Thursday 1 February 2007

'Love in the time of phone porn' - a response

An article in Tuesday’s Guardian (Love in the time of phone porn, 29 January 2007 http://education.guardian.co.uk/egweekly/story/0,,2001171,00.html) again highlighted the worrying levels of sexual imagery that young people are exposed to via television, magazines and a range of new media including bluetoothing on mobile phones. The article rightly underlined the importance, in this environment, of sex and relationships education (SRE) in schools that counters the potentially damaging messages about sex and relationships that young people are likely to have received through the media.

Improving Personal, Social and Health Education (PSHE), the curriculum subject in which teaching about sex and relationships takes place is certainly important. Brook believes it is an entitlement for all children and young people and should be made part of the national curriculum. Unfortunately, however, PSHE is not the universal panacea. For decades young people have been telling us they need more reliable, consistent, open discussion about sex, gender, relationships, body image and so on. More recently young men in particular have been telling us the education they receive at home, at school and in the community was not helping them learn how to be good at relationships and to understand sex. They tell us they turned to pornography for this vital information, and as technological change races on the dissemination of porn via the internet and bluetooth has become ever easier to access. But porn in turn is confusing and reinforces stereotypes, fears and concerns.

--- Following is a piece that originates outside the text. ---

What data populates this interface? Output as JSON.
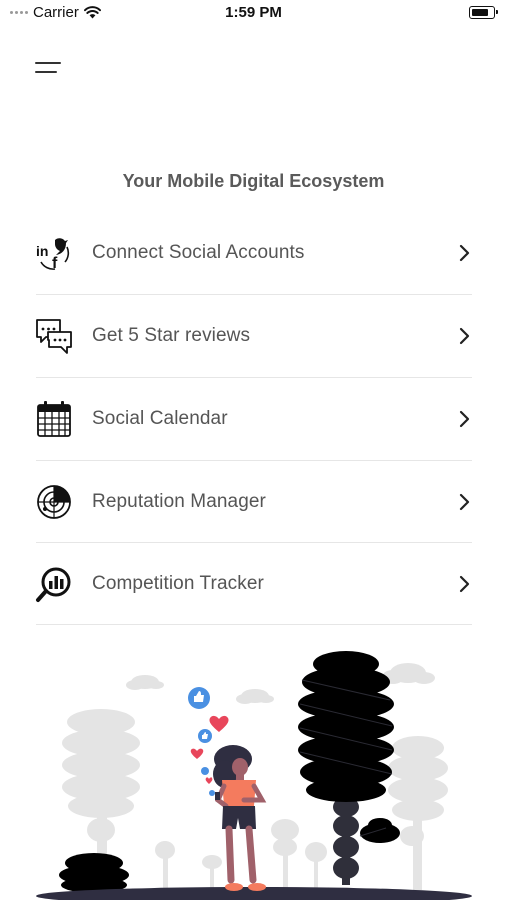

The Guardian article talks a lot about the role of schools, but much less about the responsibilities of us all as parents, uncles, aunts, brothers, sisters and family friends. No one person or organisation can bring about the cultural change we need so that when young people decide to have relationships and sex they are emotionally ready, can communicate well, respect themselves and their partners and take responsibility for and enjoy sex. Many things have changed since Brook first opened its doors in 1964 to provide contraception for unmarried people, not least the explosion in the number of ways in which people receive information about sex. However, the need for reliable, objective information and advice and our shared responsibility to provide it remains as great as ever.

3 comments:

lulubelle said...

Good luck with the blog looks a very interesting way to keep up to date with information and Brook activity/campaigns well done brook for entering this trendy medium

Unknown said...

I would have to agree that the concept of true emotional exchange between young people has perhaps become lost in a mist of physicality and the physical demands of modern youth relationships.

Relationships, as we all know, particuarly amongst young people are demanding both emotionally and physically.

Although Brook is a sexual health organisation for young people, I think it is also important to give priority to the emotional needs of young people and to explore the need for emotional exchange within relationships.